Krebs ist die zweithäufigste Todesursache nach den Herz-Kreislauferkrankungen in den Industrieländern. Trotz der Fortschritte
beim Screening, der Aufklärung und der Früherkennung steigt die Zahl der Krebserkrankungen weltweit an. Aufgrund der Zunahme
der alternden Bevölkerung mit einem höheren Krebsrisiko wird sich dieser Trend wohl fortsetzen. Mit 2,6 Millionen neuen Krebserkrankungen,
die jährlich in Europa und den USA diagnostiziert werden, bleibt Krebs auch weiterhin ein Bereich mit hohen Therapiedefiziten.
Das Plattenepithelkarzinom im Kopf- und Hals-Bereich (SCCHN), üblicherweise als Kopf-Hals-Tumor bezeichnet, ist eine Erkrankung
mit hohen Therapiedefiziten.
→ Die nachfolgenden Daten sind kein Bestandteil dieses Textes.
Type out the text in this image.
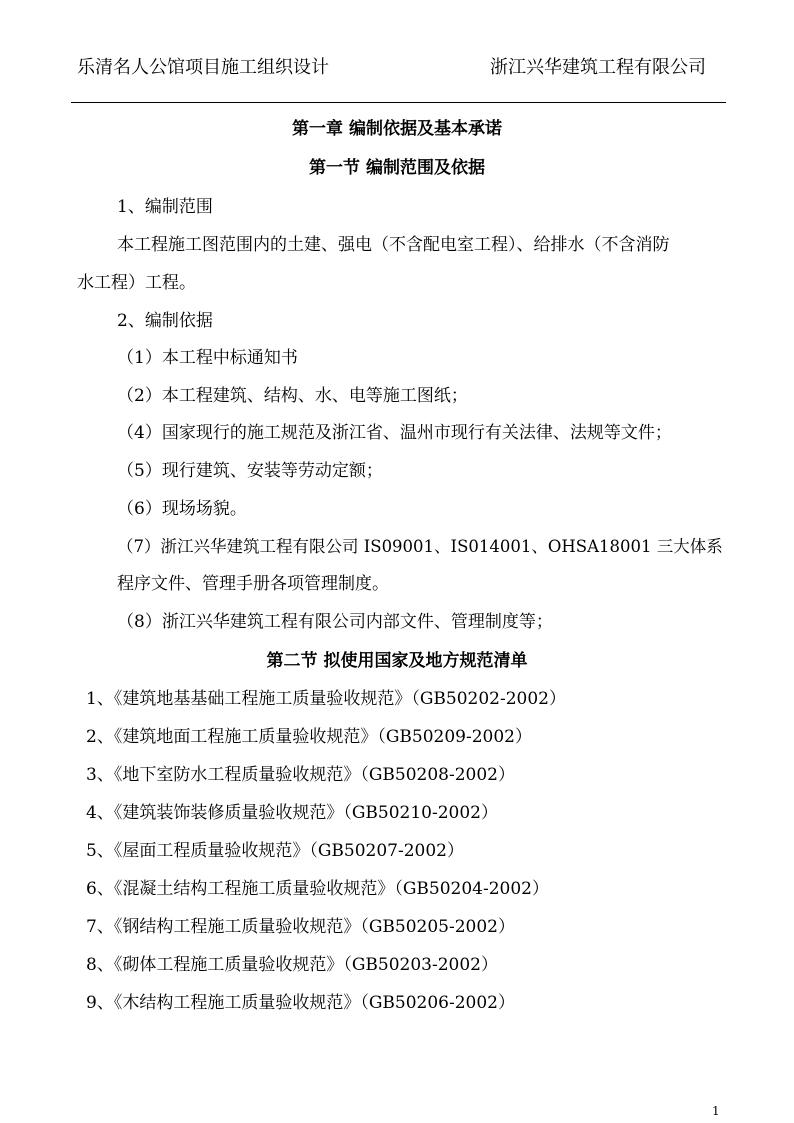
乐清名人公馆项目施工组织设计	浙江兴华建筑工程有限公司
第一章 编制依据及基本承诺
第一节 编制范围及依据
1、编制范围
本工程施工图范围内的土建、强电（不含配电室工程）、给排水（不含消防
水工程）工程。
2、编制依据
（1）本工程中标通知书
（2）本工程建筑、结构、水、电等施工图纸；
（4）国家现行的施工规范及浙江省、温州市现行有关法律、法规等文件；
（5）现行建筑、安装等劳动定额；
（6）现场场貌。
（7）浙江兴华建筑工程有限公司 IS09001、IS014001、OHSA18001 三大体系
程序文件、管理手册各项管理制度。
（8）浙江兴华建筑工程有限公司内部文件、管理制度等；
第二节 拟使用国家及地方规范清单
1、《建筑地基基础工程施工质量验收规范》（GB50202-2002）
2、《建筑地面工程施工质量验收规范》（GB50209-2002）
3、《地下室防水工程质量验收规范》（GB50208-2002）
4、《建筑装饰装修质量验收规范》（GB50210-2002）
5、《屋面工程质量验收规范》（GB50207-2002）
6、《混凝土结构工程施工质量验收规范》（GB50204-2002）
7、《钢结构工程施工质量验收规范》（GB50205-2002）
8、《砌体工程施工质量验收规范》（GB50203-2002）
9、《木结构工程施工质量验收规范》（GB50206-2002）
1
Während der letzten zehn Jahre wurde weltweit ein deutlicher Anstieg von neu erkrankten Patienten
mit Kopf-Hals-Tumoren verzeichnet.
In der Schweiz beträgt die Zahl der Neuerkrankungen pro Jahr rund 1'300 und im Jahr sind ungefähr 450 Todesfälle aufgrund
dieser Erkrankung zu verzeichnen [1]. Zurzeit liegt die mittlere Überlebenszeit von Patienten bei rezidivierendem Krankheitsverlauf
oder bei Metastasenbildung bei nur etwa sechs Monaten [2].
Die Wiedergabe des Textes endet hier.